If children drop Ritalin, should camp drop them?

Summer quandary for counselors

For increasing numbers of children, summer camp has become a vacation from Ritalin, much to the chagrin of their camp counsellors.

With at least 200,000 Canadian children on prescriptions for the pills and sales of the drug up 9% since last year, camp directors have devised strategies to either exclude from their camps children who are off Ritalin, or learn to cope with them.

Although doctors say there is no medical reason to take children off Ritalin for the summer, parents concerned about the drug’s possible side effects, from erratic sleep patterns to diminished appetite, often do so anyway.

Yet these parents often fail to tell the camp the child has Attention Deficit/Hyperactivity Disorder (ADHD) or that the child is off Ritalin.

“The child may be OK for a few days but eventually the ADHD catches up with them, and I mean, they blow,” said Jack Feldman, director of Camp George, a reform Jewish camp at Parry Sound.

“Oftentimes the kid ends up getting sent home. So the wonderful, positive experience the parents wanted for their children doesn’t happen. It’s self-defeating. They have set up their
child to fail,” said Mr. Feldman, a former social worker, who objects to the conventional wisdom motivating the decisions: that children do not need to focus and pay attention once the school year is over.

“What about trying to teach them to sail or waterski? If the kids are on Ritalin to help them focus or learn, then by taking them off, parents are doing their own kids a disservice. The kids have a lot of problems and difficulty in listening and sitting still, and taking in information and being able to process it and turn it into a new skill.”

Camps are now taking steps to wrest information from parents, from tripling the amount of questions asked on camp medical forms to meeting with families before the start of camp to gauge a child’s behaviour.

“It’s not that they don’t tell the truth, it’s just avoiding telling us everything,” said Mary Casey, chairwoman of Camp Big Canoe, a United Church of Canada camp in Bracebridge, Ont.

Ms.

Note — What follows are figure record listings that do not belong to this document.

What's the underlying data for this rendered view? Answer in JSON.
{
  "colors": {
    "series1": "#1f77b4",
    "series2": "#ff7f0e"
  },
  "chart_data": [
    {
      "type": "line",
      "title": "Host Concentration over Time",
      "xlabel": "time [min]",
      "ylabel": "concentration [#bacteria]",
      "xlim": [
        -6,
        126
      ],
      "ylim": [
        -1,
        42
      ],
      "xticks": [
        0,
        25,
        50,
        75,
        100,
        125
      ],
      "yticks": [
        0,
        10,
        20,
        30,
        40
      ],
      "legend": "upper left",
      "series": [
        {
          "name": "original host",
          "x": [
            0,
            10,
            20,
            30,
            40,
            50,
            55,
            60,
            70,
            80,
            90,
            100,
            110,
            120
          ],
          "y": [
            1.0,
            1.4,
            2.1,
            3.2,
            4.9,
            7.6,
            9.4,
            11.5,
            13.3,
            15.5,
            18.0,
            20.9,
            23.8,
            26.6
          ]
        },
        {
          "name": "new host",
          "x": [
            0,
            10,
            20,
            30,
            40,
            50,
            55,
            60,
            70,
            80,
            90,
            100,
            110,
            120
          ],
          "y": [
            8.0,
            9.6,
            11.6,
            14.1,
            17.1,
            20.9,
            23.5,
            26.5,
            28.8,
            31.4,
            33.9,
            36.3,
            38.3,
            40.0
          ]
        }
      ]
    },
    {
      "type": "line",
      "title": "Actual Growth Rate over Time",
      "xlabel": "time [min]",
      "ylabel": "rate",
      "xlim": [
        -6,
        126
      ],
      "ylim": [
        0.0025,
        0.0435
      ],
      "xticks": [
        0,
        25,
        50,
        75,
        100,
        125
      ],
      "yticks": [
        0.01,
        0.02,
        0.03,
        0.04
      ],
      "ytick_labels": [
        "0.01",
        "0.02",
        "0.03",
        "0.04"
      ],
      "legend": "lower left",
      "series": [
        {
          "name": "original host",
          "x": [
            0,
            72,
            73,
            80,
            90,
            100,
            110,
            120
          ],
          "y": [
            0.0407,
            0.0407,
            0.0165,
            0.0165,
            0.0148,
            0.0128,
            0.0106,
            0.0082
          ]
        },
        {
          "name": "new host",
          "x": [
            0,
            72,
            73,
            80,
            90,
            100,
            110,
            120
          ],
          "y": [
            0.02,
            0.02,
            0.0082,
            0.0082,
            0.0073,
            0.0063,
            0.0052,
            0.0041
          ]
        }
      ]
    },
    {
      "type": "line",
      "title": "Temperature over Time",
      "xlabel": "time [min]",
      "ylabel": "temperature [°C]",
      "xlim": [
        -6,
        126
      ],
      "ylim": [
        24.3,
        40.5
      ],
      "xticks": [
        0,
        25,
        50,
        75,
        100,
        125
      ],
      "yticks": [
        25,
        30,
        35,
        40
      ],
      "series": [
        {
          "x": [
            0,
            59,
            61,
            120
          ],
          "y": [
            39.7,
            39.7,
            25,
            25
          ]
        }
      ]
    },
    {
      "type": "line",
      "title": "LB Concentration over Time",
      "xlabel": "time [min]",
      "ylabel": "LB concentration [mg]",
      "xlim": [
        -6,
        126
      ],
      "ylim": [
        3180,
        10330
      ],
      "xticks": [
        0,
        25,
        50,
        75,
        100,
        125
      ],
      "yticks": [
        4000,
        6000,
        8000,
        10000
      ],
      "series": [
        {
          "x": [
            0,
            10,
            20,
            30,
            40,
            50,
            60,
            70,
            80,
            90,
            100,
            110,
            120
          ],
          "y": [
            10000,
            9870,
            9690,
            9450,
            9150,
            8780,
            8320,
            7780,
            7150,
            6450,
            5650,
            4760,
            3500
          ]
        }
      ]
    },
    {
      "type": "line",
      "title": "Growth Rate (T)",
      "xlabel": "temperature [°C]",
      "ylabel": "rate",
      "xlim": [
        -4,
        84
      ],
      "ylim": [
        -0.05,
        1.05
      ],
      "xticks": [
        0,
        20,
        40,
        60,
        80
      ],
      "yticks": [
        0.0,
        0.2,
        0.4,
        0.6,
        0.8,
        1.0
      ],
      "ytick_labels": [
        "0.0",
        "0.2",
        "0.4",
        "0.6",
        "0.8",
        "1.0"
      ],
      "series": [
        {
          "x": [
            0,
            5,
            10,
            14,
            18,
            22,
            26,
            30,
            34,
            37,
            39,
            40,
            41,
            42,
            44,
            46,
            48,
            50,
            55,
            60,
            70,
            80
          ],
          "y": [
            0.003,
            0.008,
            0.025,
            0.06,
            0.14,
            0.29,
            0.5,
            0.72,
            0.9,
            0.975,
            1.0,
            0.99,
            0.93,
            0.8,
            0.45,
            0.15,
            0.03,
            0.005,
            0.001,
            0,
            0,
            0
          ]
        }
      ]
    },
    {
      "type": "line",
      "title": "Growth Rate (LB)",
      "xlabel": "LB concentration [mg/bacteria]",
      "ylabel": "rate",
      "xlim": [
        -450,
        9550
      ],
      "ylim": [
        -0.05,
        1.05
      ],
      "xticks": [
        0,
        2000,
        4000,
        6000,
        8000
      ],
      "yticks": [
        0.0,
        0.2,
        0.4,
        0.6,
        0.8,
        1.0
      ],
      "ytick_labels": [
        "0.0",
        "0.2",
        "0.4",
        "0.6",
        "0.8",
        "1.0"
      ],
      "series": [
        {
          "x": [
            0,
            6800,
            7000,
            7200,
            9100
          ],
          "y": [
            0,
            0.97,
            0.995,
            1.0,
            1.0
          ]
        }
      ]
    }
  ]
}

Casey, a registered nurse, last year added a point-bank question to Camp Big Canoe’s medical form, asking whether the camper has been diagnosed with ADHD.

“It’s been very successful,” said Ms. Casey, a past chairwoman of the Ontario Camping Association’s health committee. “Though we still do get surprises.”

Other camps ask a series of probing questions. Does the child take any medication during the year that we should be aware of? Is the child going off a medication usually taken during the
school year? Is the child seeing a psychologist or school counselor? Does the child have any learning disabilities?

While many camps say they can accommodate children with disabilities if given warning, some simply cannot. “Parents need to be told this up front, even though it is painful,” said Jason
Haight, president of the British Columbia Camping Association.